Кажется, наглец в Витиной душе чем-то остался не вполне доволен, но для самого Вити всякое сравнение с ее отцом было радостным. Тем не менее он старался быть повзрослее. Он засел за музыкальный словарь и, по Аниным словам, удивительно скоро насобачился осторожненько вворачивать что-нибудь насчет рапсодий и скерцо, синкоп и флажолетов, код и каденций, интерлюдий и интерпретаций. Однако недоступный убеждению наглец в своей неприступной берлоге стоял на прежнем: да, те, кто делает что-то лучше других — пускай намного, неизмеримо лучше, — те, конечно, большие молодцы, и все же истинный гений совершает нечто ровно противоположное: он не заставляет нас восхищаться, до чего здорово сделано, а отнимает у нас способность разглядывать и рассуждать, рождает в нас единственное чувство: «Не может быть!..»
Но Витя знал, что наглецам давать воли нельзя.
Он лишь однажды забылся — притом впервые оказавшись у нее дома. Она пригласила его посмотреть фигурное катание (ее подверженность столь обыкновенному девчоночьему увлечению была для него почти такой же трогательной, как проявления ее физической природы, — правда, не рождая мучительного ощущения невыносимой хрупкости). Арка ее дома с демократической непритязательностью круглилась в двух шагах от неизвестного ему прежде игрушечного скверика, в котором скромно грустил Александръ Сергеевичъ Пушкинъ. И долго буду тем народу я любезен, что звуки новые для песен я обрел, прочел Витя на могильно полированном постаменте, и ему показалось, что в школе он учил как-то не так.
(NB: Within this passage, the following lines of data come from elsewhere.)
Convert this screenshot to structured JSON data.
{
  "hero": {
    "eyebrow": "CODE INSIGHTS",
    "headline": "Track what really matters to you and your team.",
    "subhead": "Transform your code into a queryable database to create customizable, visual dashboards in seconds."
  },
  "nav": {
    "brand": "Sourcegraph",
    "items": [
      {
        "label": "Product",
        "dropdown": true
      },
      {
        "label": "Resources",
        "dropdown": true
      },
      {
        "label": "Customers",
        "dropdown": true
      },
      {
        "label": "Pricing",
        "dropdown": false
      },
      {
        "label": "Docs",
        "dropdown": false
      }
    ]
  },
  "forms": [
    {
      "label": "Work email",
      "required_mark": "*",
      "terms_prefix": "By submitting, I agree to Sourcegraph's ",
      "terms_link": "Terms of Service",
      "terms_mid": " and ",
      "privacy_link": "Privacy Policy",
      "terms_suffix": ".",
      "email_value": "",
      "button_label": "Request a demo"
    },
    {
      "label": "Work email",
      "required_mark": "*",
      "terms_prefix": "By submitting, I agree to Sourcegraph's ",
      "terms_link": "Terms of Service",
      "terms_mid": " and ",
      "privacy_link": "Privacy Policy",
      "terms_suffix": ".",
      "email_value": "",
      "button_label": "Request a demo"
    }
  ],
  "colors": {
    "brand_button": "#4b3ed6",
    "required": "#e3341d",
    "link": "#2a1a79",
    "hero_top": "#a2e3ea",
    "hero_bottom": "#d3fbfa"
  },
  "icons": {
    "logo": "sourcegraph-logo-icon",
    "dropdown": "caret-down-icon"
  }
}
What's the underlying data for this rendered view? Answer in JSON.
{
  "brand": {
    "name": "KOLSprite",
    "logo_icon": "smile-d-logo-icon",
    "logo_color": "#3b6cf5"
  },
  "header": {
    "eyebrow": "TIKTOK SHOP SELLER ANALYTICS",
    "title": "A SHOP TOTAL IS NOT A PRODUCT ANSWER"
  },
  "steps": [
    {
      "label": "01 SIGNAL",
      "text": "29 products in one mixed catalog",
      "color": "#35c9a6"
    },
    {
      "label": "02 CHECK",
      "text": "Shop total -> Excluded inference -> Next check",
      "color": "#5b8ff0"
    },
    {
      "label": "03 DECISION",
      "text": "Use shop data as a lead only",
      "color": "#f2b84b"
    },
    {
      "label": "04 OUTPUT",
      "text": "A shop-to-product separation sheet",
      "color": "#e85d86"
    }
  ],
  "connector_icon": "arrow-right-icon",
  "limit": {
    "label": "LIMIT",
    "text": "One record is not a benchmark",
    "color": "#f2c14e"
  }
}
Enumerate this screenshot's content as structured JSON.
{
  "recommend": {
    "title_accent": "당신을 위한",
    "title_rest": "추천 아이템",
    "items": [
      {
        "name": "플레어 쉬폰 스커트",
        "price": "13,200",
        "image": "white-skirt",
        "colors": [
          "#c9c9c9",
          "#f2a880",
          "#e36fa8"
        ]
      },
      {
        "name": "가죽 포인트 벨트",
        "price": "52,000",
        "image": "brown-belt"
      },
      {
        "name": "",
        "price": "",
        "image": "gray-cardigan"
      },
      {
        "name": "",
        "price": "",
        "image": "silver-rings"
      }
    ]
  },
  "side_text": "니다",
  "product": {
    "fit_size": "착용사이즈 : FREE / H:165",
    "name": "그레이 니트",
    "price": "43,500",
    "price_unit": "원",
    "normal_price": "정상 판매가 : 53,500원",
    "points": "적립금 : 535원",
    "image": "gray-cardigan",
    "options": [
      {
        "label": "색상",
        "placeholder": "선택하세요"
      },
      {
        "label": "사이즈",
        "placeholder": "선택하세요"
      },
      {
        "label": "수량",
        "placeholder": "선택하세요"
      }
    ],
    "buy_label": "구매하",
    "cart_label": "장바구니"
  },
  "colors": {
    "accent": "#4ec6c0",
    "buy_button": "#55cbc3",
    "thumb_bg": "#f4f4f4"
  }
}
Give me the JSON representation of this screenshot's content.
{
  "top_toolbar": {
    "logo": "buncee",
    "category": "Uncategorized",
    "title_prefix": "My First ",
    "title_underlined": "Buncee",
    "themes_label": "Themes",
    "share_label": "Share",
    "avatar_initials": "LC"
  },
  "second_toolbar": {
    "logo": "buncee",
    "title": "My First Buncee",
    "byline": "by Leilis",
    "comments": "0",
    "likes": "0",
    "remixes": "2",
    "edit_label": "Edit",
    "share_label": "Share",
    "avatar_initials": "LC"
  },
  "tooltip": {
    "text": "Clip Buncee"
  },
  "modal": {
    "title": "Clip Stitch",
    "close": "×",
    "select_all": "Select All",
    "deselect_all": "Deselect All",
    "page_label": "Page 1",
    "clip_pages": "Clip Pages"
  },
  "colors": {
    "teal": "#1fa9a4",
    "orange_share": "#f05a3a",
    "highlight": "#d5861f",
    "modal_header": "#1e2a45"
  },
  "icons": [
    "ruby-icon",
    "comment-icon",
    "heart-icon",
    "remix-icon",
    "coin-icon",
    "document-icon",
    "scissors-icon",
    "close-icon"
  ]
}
Но близ ее дома все и должно было делаться не так. «Девушка, вы знаете, почему Пушкин смотрит в ту сторону?» — прохрипел Ане с мокрой осенней скамейки распухший алкаш. «Нет», — с безупречной простотой ответила Аня. «Потому что там была его квартира», — и алкаш показал на какой-то балкон. «Спасибо, очень интересно, — с признательностью склонила шапочку Аня и шепнула Вите: — Легенда. Это наш балкон». И Витя поразился интуиции забулдыги, сумевшего-таки учуять исключительность заурядного с виду балкона.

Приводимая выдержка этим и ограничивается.